Once the basic portrait series was complete, we had the model try some more contemporary poses. The only things different with the following images were slight camera repositioning and different types of poses. [figures 14-16]

Figure 14

Figure 15

Figure 16

Full Length Outdoor Bridal Portrait

Using a zoom lens makes it is possible to change from a 3/4 portrait to a full-length portrait without having to move the camera. The images below show a full-length shot without moving the lighting, subject or camera position. [figure 17]

Figure 17

The Outdoor Bridal Close-up

In order to produce a nice bridal close-up, we changed the set-up by moving the light closer to the subject.

As you move a light source further from your subject, the quality of light becomes a little harder, or higher in contrast. Conversely, bringing a diffused light source like the medium LiteDome® in about 3-4 feet from the subject produces a beautifully soft lighting quality for most portraits.

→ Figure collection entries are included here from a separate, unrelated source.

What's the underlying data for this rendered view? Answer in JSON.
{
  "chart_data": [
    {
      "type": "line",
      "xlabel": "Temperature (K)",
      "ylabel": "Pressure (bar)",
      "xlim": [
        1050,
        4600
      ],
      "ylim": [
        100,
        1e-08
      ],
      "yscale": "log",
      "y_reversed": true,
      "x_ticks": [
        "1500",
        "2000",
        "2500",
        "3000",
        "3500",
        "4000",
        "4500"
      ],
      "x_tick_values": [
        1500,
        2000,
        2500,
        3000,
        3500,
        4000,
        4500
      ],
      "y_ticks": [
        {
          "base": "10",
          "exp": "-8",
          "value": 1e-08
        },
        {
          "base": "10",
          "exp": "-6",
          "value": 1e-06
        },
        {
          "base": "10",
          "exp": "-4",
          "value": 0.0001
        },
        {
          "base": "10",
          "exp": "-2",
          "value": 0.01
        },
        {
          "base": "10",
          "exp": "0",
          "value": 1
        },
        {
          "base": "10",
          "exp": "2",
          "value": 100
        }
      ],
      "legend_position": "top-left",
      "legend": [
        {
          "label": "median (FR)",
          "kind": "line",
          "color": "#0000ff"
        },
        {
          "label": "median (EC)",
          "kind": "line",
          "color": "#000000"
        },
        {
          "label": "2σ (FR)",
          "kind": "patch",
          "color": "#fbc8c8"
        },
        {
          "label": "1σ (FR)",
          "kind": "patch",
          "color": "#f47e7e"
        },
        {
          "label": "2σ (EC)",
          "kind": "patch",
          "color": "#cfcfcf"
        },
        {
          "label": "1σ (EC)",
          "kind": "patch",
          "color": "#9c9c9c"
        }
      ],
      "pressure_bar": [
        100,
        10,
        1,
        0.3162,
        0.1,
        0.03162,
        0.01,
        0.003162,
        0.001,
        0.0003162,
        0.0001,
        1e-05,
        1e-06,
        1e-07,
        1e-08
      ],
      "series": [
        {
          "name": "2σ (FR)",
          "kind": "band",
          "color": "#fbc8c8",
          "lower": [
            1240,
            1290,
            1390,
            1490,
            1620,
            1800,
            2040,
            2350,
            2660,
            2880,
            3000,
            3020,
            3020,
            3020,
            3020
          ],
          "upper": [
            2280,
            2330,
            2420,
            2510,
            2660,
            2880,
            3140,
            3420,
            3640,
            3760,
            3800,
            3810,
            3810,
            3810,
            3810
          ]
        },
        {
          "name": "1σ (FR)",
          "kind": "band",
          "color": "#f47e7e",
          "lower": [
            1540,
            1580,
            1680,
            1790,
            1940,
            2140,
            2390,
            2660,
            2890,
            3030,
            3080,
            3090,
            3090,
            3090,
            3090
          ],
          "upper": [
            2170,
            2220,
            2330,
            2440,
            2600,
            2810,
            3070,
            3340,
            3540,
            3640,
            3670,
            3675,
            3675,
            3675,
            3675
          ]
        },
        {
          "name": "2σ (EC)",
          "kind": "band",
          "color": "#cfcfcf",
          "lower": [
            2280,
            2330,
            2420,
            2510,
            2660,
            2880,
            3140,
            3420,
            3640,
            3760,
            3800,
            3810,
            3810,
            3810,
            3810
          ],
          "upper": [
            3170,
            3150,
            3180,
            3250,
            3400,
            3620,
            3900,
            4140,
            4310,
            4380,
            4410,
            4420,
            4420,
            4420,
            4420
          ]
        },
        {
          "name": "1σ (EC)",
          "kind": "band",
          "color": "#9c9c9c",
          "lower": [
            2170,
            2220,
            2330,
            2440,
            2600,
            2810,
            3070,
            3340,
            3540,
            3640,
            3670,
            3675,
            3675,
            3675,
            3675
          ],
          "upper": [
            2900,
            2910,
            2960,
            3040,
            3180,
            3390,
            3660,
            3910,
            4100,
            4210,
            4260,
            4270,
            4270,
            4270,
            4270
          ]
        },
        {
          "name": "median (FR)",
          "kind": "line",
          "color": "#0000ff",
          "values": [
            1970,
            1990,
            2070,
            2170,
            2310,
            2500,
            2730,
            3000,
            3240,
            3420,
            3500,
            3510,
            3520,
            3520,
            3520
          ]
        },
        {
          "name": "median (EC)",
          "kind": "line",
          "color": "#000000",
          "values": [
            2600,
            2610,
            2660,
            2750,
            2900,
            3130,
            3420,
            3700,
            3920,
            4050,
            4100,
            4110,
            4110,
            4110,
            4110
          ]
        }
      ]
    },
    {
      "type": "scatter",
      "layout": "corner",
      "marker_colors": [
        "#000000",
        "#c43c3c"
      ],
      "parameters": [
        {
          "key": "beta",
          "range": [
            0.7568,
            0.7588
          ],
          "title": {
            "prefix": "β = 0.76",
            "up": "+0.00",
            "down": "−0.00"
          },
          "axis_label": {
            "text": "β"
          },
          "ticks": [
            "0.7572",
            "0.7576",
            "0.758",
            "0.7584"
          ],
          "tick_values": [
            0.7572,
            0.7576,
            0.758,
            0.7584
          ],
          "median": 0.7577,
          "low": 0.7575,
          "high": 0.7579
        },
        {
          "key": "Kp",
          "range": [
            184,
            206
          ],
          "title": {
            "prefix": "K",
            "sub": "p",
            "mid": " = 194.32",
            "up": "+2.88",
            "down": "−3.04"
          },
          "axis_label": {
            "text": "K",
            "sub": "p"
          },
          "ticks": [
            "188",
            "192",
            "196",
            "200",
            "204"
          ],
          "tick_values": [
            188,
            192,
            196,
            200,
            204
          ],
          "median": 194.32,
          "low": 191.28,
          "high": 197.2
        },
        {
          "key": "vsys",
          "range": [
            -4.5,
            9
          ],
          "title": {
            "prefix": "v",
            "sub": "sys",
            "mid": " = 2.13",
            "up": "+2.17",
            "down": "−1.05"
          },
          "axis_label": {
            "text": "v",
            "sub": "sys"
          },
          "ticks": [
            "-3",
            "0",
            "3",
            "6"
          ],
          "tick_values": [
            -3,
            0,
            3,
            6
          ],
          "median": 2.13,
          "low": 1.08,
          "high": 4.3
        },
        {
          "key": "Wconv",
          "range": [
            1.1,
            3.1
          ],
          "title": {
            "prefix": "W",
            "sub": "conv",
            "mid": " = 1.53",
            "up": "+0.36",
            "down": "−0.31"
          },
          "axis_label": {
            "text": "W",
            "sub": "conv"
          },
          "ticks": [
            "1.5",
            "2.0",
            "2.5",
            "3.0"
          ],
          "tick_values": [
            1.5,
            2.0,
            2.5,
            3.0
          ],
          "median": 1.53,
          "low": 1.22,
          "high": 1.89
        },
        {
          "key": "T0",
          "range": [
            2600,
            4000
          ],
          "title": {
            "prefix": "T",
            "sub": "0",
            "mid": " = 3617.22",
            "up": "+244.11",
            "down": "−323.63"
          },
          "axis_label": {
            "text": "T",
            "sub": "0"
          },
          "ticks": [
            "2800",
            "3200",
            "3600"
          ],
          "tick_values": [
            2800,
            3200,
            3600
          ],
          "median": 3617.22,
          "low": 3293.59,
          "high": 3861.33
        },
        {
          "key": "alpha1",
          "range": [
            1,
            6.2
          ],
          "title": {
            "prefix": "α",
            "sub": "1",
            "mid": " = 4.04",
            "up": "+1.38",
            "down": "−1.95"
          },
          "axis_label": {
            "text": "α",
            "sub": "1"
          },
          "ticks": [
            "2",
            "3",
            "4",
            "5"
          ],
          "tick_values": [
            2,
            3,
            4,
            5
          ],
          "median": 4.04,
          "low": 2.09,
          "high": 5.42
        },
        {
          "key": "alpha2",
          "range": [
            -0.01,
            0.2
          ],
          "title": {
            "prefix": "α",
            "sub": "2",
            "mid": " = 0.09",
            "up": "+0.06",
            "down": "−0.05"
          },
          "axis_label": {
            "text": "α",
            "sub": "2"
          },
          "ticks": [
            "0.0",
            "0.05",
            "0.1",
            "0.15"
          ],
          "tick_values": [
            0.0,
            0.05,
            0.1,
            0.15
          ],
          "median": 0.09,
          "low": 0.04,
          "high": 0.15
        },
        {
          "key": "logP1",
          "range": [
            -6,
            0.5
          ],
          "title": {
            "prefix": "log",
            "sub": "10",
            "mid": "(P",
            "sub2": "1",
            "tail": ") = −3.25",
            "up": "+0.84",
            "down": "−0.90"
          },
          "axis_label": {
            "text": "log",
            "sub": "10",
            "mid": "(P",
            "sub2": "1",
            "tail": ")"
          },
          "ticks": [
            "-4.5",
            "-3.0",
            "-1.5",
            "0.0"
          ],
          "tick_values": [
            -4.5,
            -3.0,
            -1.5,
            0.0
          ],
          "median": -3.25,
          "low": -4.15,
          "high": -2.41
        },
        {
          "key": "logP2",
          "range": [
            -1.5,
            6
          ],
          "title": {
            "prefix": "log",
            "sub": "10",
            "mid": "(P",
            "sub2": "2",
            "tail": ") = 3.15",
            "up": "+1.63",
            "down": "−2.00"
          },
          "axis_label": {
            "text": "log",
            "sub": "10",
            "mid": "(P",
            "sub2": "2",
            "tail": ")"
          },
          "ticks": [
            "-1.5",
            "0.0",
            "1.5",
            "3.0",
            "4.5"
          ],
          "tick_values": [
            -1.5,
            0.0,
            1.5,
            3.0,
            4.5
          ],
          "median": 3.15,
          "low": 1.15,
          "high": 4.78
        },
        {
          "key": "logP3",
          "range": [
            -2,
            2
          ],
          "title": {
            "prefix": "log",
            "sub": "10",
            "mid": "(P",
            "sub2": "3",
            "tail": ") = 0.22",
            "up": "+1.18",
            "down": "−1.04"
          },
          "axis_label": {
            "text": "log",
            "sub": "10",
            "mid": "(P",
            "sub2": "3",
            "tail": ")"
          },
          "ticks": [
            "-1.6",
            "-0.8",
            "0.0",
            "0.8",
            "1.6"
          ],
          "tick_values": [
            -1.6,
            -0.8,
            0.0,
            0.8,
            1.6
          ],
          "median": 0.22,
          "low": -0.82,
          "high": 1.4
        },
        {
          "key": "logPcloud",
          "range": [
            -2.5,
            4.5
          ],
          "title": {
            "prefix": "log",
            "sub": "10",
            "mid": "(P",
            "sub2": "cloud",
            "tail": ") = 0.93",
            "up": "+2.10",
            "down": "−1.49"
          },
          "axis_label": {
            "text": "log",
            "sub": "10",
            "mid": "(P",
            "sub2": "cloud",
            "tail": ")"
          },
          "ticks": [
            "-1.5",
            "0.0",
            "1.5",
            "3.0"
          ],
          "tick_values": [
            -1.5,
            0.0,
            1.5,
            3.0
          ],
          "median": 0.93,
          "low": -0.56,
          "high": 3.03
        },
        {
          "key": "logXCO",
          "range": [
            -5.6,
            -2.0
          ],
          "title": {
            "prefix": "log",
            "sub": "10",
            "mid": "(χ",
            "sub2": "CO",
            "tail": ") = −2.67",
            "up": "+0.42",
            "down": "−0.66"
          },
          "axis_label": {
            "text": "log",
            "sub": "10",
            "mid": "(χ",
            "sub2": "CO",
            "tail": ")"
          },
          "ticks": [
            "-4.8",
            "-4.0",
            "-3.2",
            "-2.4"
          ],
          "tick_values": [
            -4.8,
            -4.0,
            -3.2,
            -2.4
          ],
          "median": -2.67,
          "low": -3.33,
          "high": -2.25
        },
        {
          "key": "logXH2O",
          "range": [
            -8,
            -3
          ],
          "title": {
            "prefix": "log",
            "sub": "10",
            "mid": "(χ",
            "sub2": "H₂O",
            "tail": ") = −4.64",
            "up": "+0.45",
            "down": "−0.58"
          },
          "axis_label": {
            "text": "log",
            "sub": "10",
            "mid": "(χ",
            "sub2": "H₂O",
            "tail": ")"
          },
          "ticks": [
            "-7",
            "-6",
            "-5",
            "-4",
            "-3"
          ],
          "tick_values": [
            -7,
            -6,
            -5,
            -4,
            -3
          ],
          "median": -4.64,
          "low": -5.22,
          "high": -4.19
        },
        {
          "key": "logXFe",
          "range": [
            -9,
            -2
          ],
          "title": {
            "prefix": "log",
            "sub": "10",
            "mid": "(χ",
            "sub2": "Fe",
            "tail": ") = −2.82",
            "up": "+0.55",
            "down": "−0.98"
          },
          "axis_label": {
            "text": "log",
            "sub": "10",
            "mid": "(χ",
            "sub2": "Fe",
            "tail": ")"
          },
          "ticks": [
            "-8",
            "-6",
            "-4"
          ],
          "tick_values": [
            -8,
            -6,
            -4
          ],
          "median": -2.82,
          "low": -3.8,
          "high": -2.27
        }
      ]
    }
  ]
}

Here you can see how much closer we positioned the light to the subject. Also notice how much tighter we've come in with the camera. [figure 18]

Figure 18

Since we moved the StarFlash® 150 closer to the subject, it was necessary to remeasure the light from the flash. After taking a light reading, we powered the unit down until it was set to deliver an f-stop equal to f/8. [figure 19]

Figure 19

The resulting close up bridal portrait shows the bride in a 2/3 pose. Since the bride had beautiful, strong cheekbones, we used a modified butterfly lighting. Notice how the catch-lights in the bride's eyes are almost at high noon if compared to the face of a clock. This type of lighting puts a small shadow under the nose and a deeper shadow under the chin.

Note that this would not be appropriate lighting for a bride with a heavier/fuller face. Finally, note the bouquet was brought up near the bride's chin to add an accent to the pose. [figure 20]

Figure 20

With just a few tips and tricks you can start creating fabulous wedding portraits with very little effort. Always remember to experiment with your lighting and poses, and above all, have fun in the process!